Spucken rechtfertigt außerordentliche Kündigung

Arbeitsrecht

Eine außerordentliche Kündigung kann aufgrund des beleidigenden Charakters gerechtfertigt sein, wenn ein Arbeitnehmer einen Kollegen anspuckt.

Nur wenn keine Widerholungsgefahr besteht, kann eine Verpflichtung des Arbeitgebers bestehen, eine Auslauffrist der ordentlichen Kündigung einzuräumen.

Hat ein knapp neun Monate beschäftigter Arbeitnehmer seinem Arbeitskollegen auf dessen Bemerkung "Du Arschloch" ins Gesicht gespuckt, kann aus verhaltensbedingten Gründen eine ordentliche Kündigung auch dann gerechtfertigt sein, wenn der Arbeitnehmer anschließend durch einen Faustschlag des Arbeitskollegen verletzt wurde, danach beide Beteiligten dem Vorgesetzten erklärten, sich wieder zu vertragen und aufgrund der fristlosen Entlassung des Arbeitskollegen eine Wiederholungsgefahr entfällt.

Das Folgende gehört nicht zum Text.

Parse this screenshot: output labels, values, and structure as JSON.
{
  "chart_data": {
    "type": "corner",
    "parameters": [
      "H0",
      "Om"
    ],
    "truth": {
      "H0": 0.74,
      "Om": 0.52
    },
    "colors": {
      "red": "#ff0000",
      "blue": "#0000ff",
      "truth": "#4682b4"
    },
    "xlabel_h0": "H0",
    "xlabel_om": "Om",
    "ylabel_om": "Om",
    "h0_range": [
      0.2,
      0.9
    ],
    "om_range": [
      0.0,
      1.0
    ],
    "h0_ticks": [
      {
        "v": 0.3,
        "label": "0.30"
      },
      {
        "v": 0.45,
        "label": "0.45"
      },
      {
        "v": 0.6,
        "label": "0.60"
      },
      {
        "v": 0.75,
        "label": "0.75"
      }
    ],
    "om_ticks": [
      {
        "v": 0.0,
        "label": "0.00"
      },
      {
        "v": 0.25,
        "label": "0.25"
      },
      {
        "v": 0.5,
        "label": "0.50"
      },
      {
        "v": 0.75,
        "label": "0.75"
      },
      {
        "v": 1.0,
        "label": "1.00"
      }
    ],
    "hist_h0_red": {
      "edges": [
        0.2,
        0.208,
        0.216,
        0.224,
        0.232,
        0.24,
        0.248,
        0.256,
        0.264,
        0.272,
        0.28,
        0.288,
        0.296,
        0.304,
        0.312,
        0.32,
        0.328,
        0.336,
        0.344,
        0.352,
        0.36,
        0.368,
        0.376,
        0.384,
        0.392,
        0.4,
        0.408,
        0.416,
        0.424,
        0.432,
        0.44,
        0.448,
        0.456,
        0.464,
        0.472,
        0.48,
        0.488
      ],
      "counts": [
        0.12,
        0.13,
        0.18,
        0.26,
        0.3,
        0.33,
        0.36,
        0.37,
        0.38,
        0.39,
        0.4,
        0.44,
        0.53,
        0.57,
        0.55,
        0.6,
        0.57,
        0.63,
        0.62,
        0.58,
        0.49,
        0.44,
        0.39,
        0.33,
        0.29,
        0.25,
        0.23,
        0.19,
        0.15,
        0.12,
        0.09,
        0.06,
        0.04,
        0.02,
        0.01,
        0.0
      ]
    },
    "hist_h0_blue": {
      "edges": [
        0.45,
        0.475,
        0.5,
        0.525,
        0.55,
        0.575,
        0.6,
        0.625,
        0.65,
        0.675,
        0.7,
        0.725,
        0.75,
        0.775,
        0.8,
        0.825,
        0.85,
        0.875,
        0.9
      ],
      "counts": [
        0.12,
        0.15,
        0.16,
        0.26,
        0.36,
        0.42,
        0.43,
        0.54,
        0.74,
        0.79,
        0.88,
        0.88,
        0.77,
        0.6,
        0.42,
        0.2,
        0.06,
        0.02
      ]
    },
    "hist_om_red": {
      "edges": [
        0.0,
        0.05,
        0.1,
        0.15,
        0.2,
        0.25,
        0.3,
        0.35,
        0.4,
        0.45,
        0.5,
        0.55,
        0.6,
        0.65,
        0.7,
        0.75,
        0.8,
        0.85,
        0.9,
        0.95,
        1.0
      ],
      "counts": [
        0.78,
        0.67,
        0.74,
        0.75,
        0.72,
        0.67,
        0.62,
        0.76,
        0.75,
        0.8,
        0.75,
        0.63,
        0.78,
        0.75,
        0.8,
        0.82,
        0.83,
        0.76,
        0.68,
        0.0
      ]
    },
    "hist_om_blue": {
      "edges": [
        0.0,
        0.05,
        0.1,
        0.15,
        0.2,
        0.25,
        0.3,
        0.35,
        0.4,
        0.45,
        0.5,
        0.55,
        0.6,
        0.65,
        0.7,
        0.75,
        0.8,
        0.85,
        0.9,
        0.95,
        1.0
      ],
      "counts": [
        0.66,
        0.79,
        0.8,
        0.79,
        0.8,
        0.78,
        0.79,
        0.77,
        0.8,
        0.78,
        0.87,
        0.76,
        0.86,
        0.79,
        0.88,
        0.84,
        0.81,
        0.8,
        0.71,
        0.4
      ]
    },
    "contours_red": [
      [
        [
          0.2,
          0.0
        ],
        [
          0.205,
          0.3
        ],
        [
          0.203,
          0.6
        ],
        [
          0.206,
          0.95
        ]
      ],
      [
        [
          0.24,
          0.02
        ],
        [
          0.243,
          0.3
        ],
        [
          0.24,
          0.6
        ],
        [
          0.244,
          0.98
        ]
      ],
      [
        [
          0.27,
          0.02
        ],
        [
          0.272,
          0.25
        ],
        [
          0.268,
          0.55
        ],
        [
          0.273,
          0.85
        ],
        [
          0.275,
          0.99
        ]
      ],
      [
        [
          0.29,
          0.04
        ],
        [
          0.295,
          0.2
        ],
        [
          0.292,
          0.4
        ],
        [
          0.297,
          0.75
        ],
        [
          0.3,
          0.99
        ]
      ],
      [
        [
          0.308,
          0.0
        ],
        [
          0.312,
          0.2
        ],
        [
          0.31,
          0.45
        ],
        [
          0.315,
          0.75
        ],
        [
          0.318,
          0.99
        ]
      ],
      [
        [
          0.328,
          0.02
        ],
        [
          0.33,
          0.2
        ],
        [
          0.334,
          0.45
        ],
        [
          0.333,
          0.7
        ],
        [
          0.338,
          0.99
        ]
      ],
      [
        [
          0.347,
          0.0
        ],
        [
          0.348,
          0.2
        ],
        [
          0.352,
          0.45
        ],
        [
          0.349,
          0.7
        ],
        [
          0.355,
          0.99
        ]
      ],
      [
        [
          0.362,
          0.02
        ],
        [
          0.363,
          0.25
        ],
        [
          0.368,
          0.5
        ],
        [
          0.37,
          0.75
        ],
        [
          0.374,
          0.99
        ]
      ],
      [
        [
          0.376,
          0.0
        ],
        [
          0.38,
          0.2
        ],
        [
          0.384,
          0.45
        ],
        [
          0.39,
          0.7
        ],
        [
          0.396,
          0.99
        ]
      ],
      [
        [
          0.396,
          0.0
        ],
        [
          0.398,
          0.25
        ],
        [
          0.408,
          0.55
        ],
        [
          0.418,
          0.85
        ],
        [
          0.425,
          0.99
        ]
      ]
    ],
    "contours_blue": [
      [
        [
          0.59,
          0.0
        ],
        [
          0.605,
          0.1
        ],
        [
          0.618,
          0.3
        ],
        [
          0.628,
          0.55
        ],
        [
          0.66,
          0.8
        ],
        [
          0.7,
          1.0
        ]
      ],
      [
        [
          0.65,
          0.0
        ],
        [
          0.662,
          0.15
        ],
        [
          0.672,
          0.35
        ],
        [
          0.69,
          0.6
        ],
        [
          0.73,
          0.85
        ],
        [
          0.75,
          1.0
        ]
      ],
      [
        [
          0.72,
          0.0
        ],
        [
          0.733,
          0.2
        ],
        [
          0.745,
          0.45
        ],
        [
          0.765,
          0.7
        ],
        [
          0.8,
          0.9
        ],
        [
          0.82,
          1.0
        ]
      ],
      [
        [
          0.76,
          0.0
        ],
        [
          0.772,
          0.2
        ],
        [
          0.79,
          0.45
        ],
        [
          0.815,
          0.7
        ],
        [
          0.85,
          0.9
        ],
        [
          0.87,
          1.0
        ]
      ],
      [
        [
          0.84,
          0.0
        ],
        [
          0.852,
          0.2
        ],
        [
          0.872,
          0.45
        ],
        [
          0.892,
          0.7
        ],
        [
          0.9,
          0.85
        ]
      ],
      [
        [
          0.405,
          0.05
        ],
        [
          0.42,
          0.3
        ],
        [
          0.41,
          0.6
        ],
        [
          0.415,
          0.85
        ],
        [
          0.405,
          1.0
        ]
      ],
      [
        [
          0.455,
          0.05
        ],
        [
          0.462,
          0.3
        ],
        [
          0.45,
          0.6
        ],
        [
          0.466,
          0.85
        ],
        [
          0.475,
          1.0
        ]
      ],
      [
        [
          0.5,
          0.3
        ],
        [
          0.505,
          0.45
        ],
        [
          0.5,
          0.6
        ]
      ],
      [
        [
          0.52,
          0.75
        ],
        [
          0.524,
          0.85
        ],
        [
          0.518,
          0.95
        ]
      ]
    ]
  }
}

Nach § 626 Abs. 1 BGB kann das Arbeitsverhältnis aus wichtigem Grund ohne Einhaltung einer Kündigungsfrist gekündigt werden, wenn Tatsachen vorliegen, aufgrund derer dem Kündigenden unter Berücksichtigung aller Umstände des Einzelfalles und unter Abwägung der Interessen beider Vertragsteile die Fortsetzung des Arbeitsverhältnisses bis zum Ablauf der Kündigungsfrist nicht zugemutet werden kann.

Nach der Spruchpraxis des Bundesarbeitsgerichts ist im Rahmen des § 626 Abs. 1 BGB in der ersten Stufe - zu prüfen, ob der Kündigungssachverhalt unabhängig von den Besonderheiten des Einzelfalles an sich geeignet ist, einen wichtigen Grund abzugeben.

Alsdann sind - in der zweiten Stufe - bei der erforderlichen Interessenabwägung alle in Betracht kommenden Umstände des Einzelfalles darauf zu überprüfen, ob es dem Kündigenden unzumutbar geworden ist, das Arbeitsverhältnis bis zum Ablauf der ordentlichen Kündigungsfrist fortzusetzen.

Im Unterschied zu § 626 Abs. 1 BGB lässt § 1 Abs. 2 KSchG für eine verhaltensbedingte ordentliche Kündigung solche im Verhalten des Arbeitnehmers liegenden Umstände ausreichen, die bei verständiger Würdigung in Abwägung der Interessen der Vertragsparteien und des Betriebes die Kündigung als billigenswert und angemessen erscheinen lassen.

Als verhaltensbedingter Grund ist insbesondere eine rechts- (vertrags)widrige Pflichtverletzung aus dem Arbeitsverhältnis geeignet, wobei regelmäßig Verschulden erforderlich ist. Insofern genügt ein Umstand, der einen ruhig und verständig urteilenden Arbeitgeber zur Kündigung bestimmen kann.